Skin - the largest human organ that protects the body from physical, chemical and environmental impacts. Radiation damage to the skin from ultraviolet solar exposure leads to dermatitis, radiation sickness, and can be fatal.
In 2008, Dr. Falo has started research in collaboration with Joel Greenberger, MD, Head of the Department of Radiation Oncology, and Peter Wipf, Professor Emeritus at the University of Chemistry.
Greenberger and Wipf investigated treatments to reduce the radiation exposure caused by the accident at the nuclear power plant. They found that the approaches developed and investigated in Pitt's School of Medicine, may benefit the annual one million people in the US who undergo radiation therapy for breast cancers, head and neck.
"During the course of irradiation in patients developing annoying and painful burns to the skin, which can lead to dangerous infections and impaired quality of life, - said Dr. Falo. - Sometimes it burns so severe that patients should discontinue treatment. Our results show that local therapy drugs initially prevents damage to the skin. "
In the laboratory of Dr.
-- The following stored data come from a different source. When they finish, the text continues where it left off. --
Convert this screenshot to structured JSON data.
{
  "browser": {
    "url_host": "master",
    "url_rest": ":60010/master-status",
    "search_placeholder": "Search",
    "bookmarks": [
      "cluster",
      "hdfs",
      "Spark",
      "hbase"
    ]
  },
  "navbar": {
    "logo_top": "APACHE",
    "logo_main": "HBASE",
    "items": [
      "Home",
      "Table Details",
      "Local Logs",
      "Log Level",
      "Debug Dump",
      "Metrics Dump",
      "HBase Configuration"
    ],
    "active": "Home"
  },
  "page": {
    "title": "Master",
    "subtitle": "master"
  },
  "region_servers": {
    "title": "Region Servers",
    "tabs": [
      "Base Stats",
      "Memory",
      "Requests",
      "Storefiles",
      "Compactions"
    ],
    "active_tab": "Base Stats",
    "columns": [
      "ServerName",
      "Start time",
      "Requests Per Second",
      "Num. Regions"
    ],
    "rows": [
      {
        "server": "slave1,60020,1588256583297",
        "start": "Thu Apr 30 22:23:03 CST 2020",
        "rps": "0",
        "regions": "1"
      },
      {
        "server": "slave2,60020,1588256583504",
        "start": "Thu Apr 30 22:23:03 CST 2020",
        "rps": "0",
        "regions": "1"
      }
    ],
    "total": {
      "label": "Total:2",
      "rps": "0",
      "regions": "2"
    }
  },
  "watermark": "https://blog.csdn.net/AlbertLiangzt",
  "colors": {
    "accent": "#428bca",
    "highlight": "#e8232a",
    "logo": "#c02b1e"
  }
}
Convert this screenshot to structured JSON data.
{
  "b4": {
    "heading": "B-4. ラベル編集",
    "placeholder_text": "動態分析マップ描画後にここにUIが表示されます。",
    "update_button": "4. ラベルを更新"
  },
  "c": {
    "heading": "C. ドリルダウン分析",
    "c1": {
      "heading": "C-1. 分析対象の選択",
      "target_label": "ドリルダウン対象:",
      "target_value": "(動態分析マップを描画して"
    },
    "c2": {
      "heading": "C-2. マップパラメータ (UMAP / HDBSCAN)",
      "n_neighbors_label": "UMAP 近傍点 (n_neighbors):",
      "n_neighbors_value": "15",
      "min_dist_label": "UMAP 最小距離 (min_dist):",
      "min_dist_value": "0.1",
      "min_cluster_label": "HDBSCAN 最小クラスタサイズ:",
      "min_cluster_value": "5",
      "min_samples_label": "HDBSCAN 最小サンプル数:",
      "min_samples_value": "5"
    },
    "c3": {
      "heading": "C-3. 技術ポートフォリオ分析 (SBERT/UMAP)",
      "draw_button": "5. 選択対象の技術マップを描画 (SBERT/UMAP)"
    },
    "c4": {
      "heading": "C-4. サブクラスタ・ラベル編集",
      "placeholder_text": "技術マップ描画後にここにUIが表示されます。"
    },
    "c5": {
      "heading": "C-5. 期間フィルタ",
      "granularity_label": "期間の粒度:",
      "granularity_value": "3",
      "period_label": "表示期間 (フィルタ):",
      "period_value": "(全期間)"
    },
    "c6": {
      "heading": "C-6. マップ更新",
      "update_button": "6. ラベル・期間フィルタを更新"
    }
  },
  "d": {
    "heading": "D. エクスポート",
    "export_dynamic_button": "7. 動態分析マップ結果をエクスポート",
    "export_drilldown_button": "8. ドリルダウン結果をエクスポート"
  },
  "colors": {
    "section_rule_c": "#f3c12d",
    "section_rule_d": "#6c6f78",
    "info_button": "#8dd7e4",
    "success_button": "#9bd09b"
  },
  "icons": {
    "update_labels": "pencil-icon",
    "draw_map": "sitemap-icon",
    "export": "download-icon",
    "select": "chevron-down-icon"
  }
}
Wipf developed molecule designed to form an oxidation of free radicals in the mitochondria of cells, thereby preventing inflammation and cell death.
"It provides the best treatment option for patients undergoing radiation therapy with the prospect of a more simplified treatment regimen," - he said. A former student of Dr. Wipf, Joshua Pierce, Ph.D., who now runs his own laboratory at the University of North Carolina, synthesized molecule called JP4-039.
Dr. Falo has emphasized that he is optimistic about the effectiveness of the therapy in clinical trials because the treatment has shown good results in a model of human skin obtained from cosmetic procedures.
Going beyond radiation therapy, experts conduct further studies of molecules in order to reduce damage to the skin when exposed to the rays, including sunburn and molecular changes that lead to skin cancer.